In my view, the only way to ‘save’ MAKOM and perhaps to ‘rescue’ Jewish education from the slow death of ever-decreasing enrollment and relevance is to institute radical, systemic change. One of the keys to reinventing Jewish education in 21st Century America is to become centers of educational Research and Development focused on engaging people in creating new alternatives to traditional programs. Today’s students can only be meaningfully engaged in Jewish learning if it is presented in the same form and language they use every day, and if it is media savvy. Experience, that greatest of all teachers, must be a bigger player in our educational process. Success will come in the brave new world of post-modernity as we learn to teach and learn at the same time, in multiple venues, at multiple times, and in multiple ways, such as trips, the arts, and films. 

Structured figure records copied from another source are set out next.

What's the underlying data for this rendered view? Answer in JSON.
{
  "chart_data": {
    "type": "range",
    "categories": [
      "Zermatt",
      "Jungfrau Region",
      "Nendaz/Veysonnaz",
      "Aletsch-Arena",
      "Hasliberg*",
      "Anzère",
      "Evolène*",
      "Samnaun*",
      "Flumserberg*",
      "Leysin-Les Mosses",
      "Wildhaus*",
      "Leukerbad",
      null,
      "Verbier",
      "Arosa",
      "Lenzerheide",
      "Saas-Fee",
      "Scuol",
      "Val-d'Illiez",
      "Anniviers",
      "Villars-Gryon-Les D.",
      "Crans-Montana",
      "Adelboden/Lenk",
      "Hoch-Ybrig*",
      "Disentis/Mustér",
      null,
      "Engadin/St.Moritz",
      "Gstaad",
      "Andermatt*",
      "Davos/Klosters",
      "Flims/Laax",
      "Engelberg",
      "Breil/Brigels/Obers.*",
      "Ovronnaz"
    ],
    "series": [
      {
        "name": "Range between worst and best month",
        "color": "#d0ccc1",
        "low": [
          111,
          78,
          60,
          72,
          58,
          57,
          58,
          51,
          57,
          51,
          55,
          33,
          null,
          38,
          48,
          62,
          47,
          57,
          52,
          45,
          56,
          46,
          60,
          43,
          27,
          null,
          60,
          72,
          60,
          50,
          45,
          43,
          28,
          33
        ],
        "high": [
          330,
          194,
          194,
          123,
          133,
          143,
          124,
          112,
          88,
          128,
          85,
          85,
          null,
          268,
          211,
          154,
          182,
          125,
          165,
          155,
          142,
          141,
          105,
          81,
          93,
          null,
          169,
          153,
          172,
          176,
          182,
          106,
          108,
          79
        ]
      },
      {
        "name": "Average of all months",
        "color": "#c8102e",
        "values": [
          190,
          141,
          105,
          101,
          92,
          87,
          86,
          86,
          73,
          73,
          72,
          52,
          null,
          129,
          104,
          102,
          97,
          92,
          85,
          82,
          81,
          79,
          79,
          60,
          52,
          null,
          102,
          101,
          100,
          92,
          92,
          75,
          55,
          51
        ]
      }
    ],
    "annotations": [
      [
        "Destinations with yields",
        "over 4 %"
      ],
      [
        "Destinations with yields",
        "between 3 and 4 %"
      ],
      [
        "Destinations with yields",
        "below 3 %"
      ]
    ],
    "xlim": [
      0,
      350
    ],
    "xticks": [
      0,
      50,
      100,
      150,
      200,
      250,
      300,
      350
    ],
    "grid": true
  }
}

MAKOM and the CJLL have already begun this process by creating two new programs for teens. Madrichim Institute engages teen teacher’s aides from our religious school a unique once a month education seminar.  Chaver, a new joint initiative between CJLL, Jewish Family Service, the Towers, and the Yale New Haven Hospital Chaplaincy,  is engaging teens through the Jewish values of respecting the elderly and visiting the sick. (The Women of Vision Society of the Jewish Foundation also provides funding for this program).
It’s a good start. But we need to extend these ideas further and partner with and encourage other organizations to conduct their own R&D. The goal is for individuals and institutions to be willing to explore next-gen educational opportunities with an entrepreneurial spirit. Our common goal is to enhance participation in Jewish learning for all.  It is time for us to develop new strategies to engage learners of all ages.  We cannot afford to wait for Superman. Instead, let’s discover new ways to promote Jewish living through Jewish learning.